We received a letter from one CP subject who has SEVERE visceral CP. With bladder filling, there is instantaneous pain. Since the person spends much of the day naked, isolated in her room, and does not wish to don clothing and endure the minute or so of intense pain from the full bladder, she uses a urinal in her room. Now one would think the family could understand this, but the idea that mother has a urinal absolutely creeps out her teenagers until they have further isolated her, beyond what her condition already inflicts. Is this not catastrophizing on the part of her family? The urinal is sealed, emits no odor, and is a blessing in enduring the pain. Why get freaked out about it? This person also has severe muscle pain, and merely saving the pain of movement to the bathroom is a blessed relief. Still, there can be tremendous social pressure to conform, because without it, people catastrophize, as if something terrible has happened to them.
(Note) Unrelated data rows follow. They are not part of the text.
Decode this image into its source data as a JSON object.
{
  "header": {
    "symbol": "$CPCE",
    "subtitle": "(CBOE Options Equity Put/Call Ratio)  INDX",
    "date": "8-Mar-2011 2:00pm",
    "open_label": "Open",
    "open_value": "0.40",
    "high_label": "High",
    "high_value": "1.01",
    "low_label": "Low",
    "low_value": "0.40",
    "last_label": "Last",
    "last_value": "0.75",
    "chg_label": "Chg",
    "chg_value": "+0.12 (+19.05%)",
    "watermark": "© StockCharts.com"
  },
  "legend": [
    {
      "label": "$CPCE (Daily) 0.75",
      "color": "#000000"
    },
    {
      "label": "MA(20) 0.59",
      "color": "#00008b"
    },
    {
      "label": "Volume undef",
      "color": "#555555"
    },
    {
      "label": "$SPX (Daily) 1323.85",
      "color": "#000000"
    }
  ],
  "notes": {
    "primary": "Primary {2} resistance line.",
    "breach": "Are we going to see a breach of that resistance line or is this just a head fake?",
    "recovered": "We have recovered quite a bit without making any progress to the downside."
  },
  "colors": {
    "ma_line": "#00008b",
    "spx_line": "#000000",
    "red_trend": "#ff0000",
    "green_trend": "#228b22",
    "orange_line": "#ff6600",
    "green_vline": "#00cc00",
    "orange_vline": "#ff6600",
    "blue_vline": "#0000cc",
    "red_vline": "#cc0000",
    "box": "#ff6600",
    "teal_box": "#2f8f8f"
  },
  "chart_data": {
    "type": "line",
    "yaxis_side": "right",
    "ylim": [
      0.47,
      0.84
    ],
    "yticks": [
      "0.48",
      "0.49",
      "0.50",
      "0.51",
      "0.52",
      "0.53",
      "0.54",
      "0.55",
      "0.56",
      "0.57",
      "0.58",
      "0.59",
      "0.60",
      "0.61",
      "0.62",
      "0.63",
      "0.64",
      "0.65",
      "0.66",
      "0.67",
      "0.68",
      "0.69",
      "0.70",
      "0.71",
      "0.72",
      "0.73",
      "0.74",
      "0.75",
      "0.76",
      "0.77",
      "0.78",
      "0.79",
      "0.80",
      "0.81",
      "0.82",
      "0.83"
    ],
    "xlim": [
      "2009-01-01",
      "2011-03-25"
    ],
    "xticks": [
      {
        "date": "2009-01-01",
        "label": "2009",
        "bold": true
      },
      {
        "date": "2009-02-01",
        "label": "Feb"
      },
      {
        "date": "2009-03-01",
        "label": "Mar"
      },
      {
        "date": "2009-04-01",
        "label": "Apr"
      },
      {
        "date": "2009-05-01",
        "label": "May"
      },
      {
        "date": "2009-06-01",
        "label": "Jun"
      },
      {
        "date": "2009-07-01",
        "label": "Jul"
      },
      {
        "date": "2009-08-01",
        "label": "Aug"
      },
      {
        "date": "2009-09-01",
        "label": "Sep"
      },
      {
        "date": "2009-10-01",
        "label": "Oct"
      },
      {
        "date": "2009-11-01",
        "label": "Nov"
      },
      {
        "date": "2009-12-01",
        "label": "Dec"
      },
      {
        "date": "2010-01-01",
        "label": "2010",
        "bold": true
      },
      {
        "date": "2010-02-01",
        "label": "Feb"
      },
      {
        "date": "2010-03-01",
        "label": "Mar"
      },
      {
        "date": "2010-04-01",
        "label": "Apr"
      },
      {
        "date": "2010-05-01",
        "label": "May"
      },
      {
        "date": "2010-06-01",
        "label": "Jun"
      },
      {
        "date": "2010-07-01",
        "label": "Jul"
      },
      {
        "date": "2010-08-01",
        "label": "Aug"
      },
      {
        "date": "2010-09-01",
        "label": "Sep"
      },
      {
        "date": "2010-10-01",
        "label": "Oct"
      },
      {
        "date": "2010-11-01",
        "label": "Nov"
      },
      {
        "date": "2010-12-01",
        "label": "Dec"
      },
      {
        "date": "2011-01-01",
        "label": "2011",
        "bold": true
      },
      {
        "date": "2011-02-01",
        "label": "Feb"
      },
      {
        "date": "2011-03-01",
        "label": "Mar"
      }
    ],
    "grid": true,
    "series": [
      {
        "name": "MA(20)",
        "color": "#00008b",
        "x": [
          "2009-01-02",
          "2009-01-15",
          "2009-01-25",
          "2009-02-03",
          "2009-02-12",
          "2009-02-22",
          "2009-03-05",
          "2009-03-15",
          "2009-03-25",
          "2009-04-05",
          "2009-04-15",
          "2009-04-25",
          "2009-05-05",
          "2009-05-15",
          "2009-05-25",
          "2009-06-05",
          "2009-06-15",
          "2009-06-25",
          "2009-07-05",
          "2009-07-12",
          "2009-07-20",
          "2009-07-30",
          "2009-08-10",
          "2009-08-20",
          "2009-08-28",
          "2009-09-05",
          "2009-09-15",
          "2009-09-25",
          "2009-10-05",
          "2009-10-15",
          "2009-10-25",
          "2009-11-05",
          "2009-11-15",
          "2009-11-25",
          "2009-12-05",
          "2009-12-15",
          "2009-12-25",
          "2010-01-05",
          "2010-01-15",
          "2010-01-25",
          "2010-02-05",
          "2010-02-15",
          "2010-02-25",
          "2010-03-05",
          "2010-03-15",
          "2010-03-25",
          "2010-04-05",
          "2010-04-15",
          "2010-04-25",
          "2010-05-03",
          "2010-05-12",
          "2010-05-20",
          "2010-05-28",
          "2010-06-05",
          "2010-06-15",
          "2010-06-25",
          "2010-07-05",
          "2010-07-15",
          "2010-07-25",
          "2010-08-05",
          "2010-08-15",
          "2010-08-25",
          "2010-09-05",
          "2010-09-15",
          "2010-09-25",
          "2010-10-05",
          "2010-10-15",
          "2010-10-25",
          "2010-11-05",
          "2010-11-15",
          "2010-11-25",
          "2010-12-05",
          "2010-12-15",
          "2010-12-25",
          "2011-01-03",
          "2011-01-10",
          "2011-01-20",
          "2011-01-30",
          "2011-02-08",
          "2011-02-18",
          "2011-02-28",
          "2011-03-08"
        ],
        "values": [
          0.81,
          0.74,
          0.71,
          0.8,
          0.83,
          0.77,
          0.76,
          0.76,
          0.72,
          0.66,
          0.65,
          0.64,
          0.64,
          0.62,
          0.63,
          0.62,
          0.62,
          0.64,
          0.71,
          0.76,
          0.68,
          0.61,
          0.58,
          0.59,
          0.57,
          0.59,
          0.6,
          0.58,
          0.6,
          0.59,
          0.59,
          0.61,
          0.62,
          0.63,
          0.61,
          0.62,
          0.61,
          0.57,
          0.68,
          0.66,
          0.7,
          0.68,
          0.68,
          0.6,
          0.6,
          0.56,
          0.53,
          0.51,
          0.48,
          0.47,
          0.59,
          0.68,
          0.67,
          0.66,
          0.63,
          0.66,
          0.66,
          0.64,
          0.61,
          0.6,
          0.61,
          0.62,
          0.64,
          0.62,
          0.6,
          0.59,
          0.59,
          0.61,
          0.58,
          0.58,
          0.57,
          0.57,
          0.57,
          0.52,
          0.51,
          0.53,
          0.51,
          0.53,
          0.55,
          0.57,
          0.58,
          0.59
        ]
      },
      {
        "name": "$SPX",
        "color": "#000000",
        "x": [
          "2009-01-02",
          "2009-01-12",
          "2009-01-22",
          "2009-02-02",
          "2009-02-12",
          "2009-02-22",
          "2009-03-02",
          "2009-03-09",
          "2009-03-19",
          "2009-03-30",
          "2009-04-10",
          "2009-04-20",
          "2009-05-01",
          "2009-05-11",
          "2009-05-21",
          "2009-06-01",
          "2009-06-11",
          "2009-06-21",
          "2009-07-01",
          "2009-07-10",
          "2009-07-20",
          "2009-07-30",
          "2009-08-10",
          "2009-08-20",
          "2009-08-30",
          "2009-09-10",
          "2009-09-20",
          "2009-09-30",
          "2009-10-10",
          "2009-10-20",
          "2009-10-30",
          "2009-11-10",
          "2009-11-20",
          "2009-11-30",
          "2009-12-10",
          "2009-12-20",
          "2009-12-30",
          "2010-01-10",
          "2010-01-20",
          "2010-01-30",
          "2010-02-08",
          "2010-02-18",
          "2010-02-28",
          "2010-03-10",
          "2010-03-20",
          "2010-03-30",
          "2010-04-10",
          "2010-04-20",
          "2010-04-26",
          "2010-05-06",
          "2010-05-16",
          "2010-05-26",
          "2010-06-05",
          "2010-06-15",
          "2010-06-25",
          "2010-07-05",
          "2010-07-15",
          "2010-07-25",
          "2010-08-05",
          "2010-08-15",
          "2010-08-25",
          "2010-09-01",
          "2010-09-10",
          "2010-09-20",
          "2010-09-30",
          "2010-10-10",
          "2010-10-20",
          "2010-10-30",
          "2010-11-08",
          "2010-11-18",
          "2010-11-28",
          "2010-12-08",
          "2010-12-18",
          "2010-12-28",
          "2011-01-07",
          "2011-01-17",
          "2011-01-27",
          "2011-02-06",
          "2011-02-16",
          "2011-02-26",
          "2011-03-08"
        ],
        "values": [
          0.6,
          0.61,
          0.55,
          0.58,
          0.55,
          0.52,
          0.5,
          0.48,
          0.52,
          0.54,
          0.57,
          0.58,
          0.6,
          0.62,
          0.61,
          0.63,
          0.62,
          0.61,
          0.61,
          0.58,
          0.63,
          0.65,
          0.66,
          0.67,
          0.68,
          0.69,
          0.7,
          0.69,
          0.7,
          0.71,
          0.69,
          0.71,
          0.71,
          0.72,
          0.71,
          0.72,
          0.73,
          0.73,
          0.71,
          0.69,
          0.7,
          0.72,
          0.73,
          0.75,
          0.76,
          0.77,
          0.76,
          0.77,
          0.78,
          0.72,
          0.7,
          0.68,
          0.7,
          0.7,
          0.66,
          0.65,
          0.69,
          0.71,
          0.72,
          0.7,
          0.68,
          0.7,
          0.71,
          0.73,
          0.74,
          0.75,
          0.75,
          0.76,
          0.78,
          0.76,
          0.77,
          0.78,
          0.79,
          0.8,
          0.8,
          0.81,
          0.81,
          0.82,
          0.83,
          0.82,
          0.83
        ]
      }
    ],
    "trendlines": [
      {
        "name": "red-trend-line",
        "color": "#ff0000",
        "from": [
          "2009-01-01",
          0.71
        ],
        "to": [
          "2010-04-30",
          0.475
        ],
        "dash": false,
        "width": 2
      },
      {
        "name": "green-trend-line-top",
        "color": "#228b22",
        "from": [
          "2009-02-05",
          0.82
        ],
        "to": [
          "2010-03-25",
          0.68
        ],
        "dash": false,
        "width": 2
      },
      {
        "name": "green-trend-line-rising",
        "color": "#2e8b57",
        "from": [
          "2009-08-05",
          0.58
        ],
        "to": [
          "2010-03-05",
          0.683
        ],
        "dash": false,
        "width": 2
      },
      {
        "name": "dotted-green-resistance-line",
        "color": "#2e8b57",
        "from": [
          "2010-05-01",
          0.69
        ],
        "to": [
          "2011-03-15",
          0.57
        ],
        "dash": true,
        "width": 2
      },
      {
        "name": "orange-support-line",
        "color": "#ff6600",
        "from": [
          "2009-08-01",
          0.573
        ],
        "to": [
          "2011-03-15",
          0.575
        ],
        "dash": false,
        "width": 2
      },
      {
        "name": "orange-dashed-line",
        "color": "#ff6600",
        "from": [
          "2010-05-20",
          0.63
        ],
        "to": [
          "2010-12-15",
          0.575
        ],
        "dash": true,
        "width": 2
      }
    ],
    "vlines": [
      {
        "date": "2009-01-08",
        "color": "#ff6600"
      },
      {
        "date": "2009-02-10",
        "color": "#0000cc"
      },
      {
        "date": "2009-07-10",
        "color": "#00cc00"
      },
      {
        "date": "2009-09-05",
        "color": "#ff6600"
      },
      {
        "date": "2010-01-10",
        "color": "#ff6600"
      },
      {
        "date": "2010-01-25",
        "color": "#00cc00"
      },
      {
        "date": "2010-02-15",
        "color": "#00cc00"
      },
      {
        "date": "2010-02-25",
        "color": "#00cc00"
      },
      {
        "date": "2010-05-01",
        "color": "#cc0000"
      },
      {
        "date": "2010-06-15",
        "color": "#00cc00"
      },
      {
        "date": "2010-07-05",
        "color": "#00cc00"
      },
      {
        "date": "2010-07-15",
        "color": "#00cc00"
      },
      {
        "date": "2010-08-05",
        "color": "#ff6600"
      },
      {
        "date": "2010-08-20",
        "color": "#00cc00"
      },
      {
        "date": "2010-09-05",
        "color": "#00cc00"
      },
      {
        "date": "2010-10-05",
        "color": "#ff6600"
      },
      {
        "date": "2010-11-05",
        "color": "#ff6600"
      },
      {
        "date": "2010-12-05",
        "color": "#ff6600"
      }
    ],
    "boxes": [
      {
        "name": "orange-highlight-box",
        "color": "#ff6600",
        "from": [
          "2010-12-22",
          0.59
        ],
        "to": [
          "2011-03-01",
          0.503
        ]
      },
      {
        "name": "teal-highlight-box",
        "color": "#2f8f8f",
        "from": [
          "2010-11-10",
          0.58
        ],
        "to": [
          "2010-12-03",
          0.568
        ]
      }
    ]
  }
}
And so, if one is going to use the word “catastrophizing”, let them apply it to the doctors who find themselves unable to support their “God complex”, a family who imagine their social standing is impaired, or churchgoing folk who fall into a dead faint if someone shows up in shorts and a t shirt instead of a suit and tie. Come on people, stop catastrophizing! Life will go on if you allow a sick person to adapt.

The rules of life change in CP. Boy, how they change. You must choose. We cannot have our lives and live your rules. Are norms really that important to you? No one demands that quadriplegics “GET UP” our of those phoney wheelchairs and walk around like “respectable” people. That would be rude beyond description. You cannot see pain and you know this. Will you continue to demand that we act, move, and behave as if the pain is not there?

It does matter if you throw us into the trashbin of humanity by labelling our perfectly normal reaction to severe central pain, “catastrophizing”. Save that language for sissies. There are no wimps among those who have survived Central Pain for months, years, or decades. They are survivors. Don’t believe us about the pain? Time to reach for the capsaicin. In which part of your lips, genitals, or eyelids would like the injection? And please, once we stick the needle in, no catastrophizing!